August 16, 2010

Vyteris issued positive results from a phase II trial evaluating their transdermal pulsatile gonadotropin releasing hormone (GnRH) patch for the treatment of infertility. This multicenter, randomized, double-blind, double-dummy, placebo-controlled study enrolled 350 female subjects between the ages of 18 and 38 years with ovulatory dysfunction. The subjects received one of three dose strengths of the GnRH patch, clomiphene citrate (standard of care) or placebo for a single, 21-day treatment cycle. The trial met its primary endpoint by demonstrating a statistically significant difference in ovulation rates for the GnRH patch versus placebo over the 21-day treatment cycle. In addition, among treatment-compliant patients who had at least one progesterone assessment on or after one week of dosing, the GnRH patch led to ovulation rates similar to oral treatment with the standard of care infertility drug. The most common adverse event was skin irritation at the site of administration.

July 28, 2008

Schering-Plough issued positive preliminary results from a phase III trial of corifollitropin alfa for the treatment of female infertility. This double-blind, randomized study, dubbed ENGAGE, enrolled 1,509 female subjects in North America and Europe. The subjects received either corifollitropin alfa 150 mcg or a daily dose of 200 IU recombinant follicle stimulating hormone (FSH) (follitropin beta), followed by recombinant FSH (maximum 200 IU/day) from stimulation day 8 onward. Starting on stimulation day 5, all subjects were scheduled to receive 0.25mg gonadotropin-releasing hormone (GnRH) antagonist until triggering of final oocyte maturation by a urinary human chorionic gonadotropin (hCG). The primary endpoint, ongoing pregnancy rate assessed at 10 weeks or more after embryo transfer, was reached in the 150 mcg corifollitropin alfa treatment arm (38.9% per started cycle). This was similar to that achieved in subjects receiving 200 IU follitropin beta (38.1% per started cycle). The number of oocytes retrieved, the co-primary endpoint, was within the limits of clinical equivalence, and the estimated difference of +1.2 was in favor of the corifollitropin alfa 150 mcg treatment arm.
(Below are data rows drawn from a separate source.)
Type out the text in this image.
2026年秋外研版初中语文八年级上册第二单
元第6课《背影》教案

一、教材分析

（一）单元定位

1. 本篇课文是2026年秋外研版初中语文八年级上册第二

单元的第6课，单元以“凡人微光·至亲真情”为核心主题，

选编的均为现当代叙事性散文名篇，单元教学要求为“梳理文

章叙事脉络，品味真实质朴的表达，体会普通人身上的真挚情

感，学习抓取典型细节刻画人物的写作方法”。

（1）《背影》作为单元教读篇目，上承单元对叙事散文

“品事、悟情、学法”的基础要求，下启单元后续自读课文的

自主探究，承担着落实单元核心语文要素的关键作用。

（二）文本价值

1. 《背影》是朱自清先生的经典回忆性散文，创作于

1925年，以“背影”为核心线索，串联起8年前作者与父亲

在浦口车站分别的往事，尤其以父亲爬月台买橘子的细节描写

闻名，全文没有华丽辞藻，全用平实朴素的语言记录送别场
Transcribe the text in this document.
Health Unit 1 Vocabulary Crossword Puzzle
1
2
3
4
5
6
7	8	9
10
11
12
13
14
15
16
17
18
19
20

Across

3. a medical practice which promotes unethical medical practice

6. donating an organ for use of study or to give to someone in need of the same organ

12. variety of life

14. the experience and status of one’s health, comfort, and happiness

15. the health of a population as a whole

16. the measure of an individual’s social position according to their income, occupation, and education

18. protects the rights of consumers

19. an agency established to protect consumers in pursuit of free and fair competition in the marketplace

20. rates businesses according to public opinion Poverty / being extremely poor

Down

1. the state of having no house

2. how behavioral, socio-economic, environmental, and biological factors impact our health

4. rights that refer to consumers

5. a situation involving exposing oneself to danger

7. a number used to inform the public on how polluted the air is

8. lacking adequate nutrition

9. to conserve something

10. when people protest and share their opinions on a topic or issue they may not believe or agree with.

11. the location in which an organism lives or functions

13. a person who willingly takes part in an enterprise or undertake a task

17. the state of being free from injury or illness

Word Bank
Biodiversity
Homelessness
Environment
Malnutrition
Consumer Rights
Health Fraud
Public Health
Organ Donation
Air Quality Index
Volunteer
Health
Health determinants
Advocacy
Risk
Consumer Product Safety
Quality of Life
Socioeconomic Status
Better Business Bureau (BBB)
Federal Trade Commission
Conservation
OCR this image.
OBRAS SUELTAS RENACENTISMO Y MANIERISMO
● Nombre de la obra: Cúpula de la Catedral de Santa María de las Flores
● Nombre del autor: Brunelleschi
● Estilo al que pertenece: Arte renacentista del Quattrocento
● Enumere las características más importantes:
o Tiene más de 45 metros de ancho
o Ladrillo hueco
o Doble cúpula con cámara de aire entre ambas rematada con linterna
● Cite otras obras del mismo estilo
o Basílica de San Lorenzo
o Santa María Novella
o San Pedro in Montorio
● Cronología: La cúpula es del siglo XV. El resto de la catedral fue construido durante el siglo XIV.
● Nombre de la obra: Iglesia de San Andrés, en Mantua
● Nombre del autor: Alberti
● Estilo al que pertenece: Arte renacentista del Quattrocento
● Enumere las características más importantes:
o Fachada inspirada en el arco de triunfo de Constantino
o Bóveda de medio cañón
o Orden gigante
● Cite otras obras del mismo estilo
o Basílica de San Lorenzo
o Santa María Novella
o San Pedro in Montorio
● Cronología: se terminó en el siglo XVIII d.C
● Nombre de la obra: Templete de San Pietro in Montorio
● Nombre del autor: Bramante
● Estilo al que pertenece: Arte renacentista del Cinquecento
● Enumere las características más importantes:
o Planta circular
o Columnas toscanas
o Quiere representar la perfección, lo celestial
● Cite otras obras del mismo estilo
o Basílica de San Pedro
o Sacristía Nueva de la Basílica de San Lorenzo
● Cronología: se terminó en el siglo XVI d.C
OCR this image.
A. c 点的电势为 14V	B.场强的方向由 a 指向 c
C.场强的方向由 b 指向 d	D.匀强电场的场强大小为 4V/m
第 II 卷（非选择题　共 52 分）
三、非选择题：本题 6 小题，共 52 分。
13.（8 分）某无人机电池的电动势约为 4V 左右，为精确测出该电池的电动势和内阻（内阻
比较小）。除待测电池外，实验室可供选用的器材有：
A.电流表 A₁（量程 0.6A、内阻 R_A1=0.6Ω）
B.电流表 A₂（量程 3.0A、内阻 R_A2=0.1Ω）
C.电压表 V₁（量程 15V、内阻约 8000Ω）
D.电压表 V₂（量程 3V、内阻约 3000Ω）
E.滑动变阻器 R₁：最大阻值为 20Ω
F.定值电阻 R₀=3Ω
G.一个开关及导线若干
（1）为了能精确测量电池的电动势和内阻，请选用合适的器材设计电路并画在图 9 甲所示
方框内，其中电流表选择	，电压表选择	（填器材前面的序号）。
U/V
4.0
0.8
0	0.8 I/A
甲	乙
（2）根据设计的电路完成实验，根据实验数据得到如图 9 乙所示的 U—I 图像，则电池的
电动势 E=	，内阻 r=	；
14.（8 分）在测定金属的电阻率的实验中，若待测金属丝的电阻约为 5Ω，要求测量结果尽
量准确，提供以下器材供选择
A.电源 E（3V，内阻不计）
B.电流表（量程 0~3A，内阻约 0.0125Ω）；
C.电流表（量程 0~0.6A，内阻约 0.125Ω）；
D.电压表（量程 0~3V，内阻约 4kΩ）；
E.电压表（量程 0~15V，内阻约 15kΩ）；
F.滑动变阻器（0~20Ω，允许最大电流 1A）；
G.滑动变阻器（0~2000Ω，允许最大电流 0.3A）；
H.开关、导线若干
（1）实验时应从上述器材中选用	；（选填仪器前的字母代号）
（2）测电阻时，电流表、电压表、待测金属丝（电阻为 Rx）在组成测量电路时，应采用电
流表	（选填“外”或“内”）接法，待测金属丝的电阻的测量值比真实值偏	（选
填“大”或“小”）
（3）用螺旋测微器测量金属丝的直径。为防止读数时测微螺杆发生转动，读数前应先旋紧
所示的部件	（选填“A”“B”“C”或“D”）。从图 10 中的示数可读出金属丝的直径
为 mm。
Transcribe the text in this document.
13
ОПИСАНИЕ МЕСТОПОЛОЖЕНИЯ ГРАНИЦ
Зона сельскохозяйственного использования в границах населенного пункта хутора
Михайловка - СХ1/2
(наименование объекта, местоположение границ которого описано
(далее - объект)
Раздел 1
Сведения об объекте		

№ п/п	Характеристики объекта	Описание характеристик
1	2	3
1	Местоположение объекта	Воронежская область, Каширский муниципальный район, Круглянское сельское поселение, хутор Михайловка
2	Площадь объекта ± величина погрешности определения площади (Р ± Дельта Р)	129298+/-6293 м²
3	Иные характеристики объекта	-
The incidence of ovarian hyperstimulation syndrome was similar between both groups, 7.0% in the corifollitropin alfa group (1.9% severe) and 6.3% in the follitropin beta group (1.3% severe). Further results are expected shortly.

August 21, 2006

Ferring Pharmaceuticals announced positive results from two phase I trials of Actyve transdermal patch, which delivers a peptide through pulses, for the treatment of infertility. The first trial enrolled 45 healthy women who received the peptide at various dose levels using the Actyve patch, subcutaneous injections or intravenous injections, delivered in multiple daily doses for up to 21 days during the 28-day cycle. Plasma concentrations of the subjects indicated Actyve as a potential way to deliver the peptide. The second study enrolled 50 healthy women who received the peptide in various doses via the Actyve patch or subcutaneous delivery, for the same treatment cycle. Plasma profiles indicated that those receiving the peptide via the patch achieved potentially therapeutic levels and provided sharper profiles than the subcutaneous delivery. No unexpected adverse events occurred in either trial. Ferring planned to commence phase II trials in the near term.